SINGAPORE (Feb 8) Grand Banks Yachts saw its net profit swell 62.4% to $677,000 for the 2Q ended December, from $417,000 a year ago.
2Q18 revenue surged 61.8% to $20.3 million, from $12.6 million a year ago.
This was driven by the sale of two inventory boats and one trade-in inventory boat, as well as a higher number of yachts reaching construction milestones for revenue recognition.
Total operating expenses rose 35.6% to $3.3 million in 2Q18, led by higher selling and marketing expenses, which jumped 61.3% to $2.0 million.
This was on the back of higher costs incurred from boat shows, boat demonstrations, advertising, and payroll as Grand Banks scaled up its marketing efforts.
As at end December, cash and cash equivalents stood at $9.9 million.
“The improvement in our top- and bottom-line reflects our enhanced production capabilities and strong demand for the Grand Banks and Palm Beach brands. We are on track to delivering more boats this year and will build on this momentum to accelerate our growth,” says Grand Banks’ CEO, Mark Richards.
In a separate filing to SGX on Thursday, Grand Banks announced that it has established a Strategic Committee to assist the board in the development of the group’s long-term strategic plans, including the evaluation and monitoring of the implementation of the management’s strategic plans.

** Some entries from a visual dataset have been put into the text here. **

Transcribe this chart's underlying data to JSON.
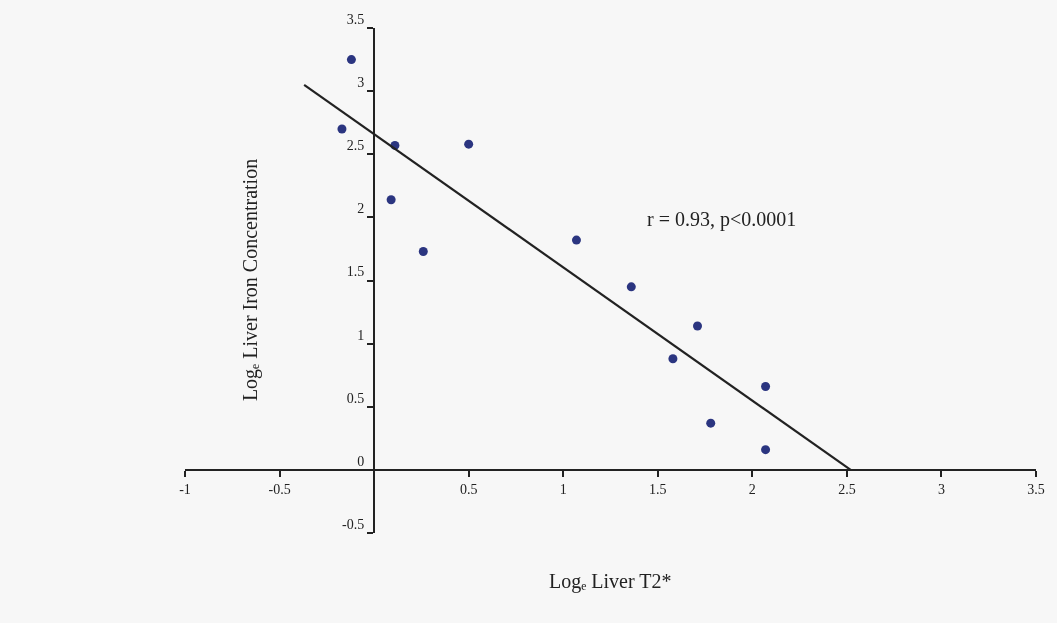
{
  "chart_data": {
    "type": "scatter",
    "xlabel": "Logₑ Liver T2*",
    "ylabel": "Logₑ Liver Iron Concentration",
    "series": [
      {
        "color": "#2b3580",
        "marker": "circle",
        "x": [
          -0.12,
          -0.17,
          0.11,
          0.5,
          0.09,
          0.26,
          1.07,
          1.36,
          1.71,
          1.58,
          2.07,
          1.78,
          2.07
        ],
        "values": [
          3.25,
          2.7,
          2.57,
          2.58,
          2.14,
          1.73,
          1.82,
          1.45,
          1.14,
          0.88,
          0.66,
          0.37,
          0.16
        ]
      },
      {
        "type": "line",
        "color": "#222222",
        "marker": "none",
        "line_style": "solid",
        "x": [
          -0.37,
          2.52
        ],
        "values": [
          3.05,
          0
        ]
      }
    ],
    "annotations": [
      "r = 0.93, p<0.0001"
    ],
    "xlim": [
      -1,
      3.5
    ],
    "xticks": [
      -1,
      -0.5,
      {
        "value": 0,
        "label": null
      },
      0.5,
      1,
      1.5,
      2,
      2.5,
      3,
      3.5
    ],
    "ylim": [
      -0.5,
      3.5
    ],
    "yticks": [
      -0.5,
      0,
      0.5,
      1,
      1.5,
      2,
      2.5,
      3,
      3.5
    ],
    "grid": false
  }
}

To be helmed by non-executive independent director Gary James Weisman, the Strategic Committee will also include Grand Banks’ chairman and non-executive independent director Heine Askaer-Jensen as well as CEO and executive director Mark Richards.
The committee will also review areas identified by the management as having a material impact on the group’s long-term strategies, and recommend strategic initiatives including any change in business direction, new markets, new products, and any major re-organisation or investment/divestment proposals made by the management.
Shares of Grand Banks closed at 33 cents on Wednesday.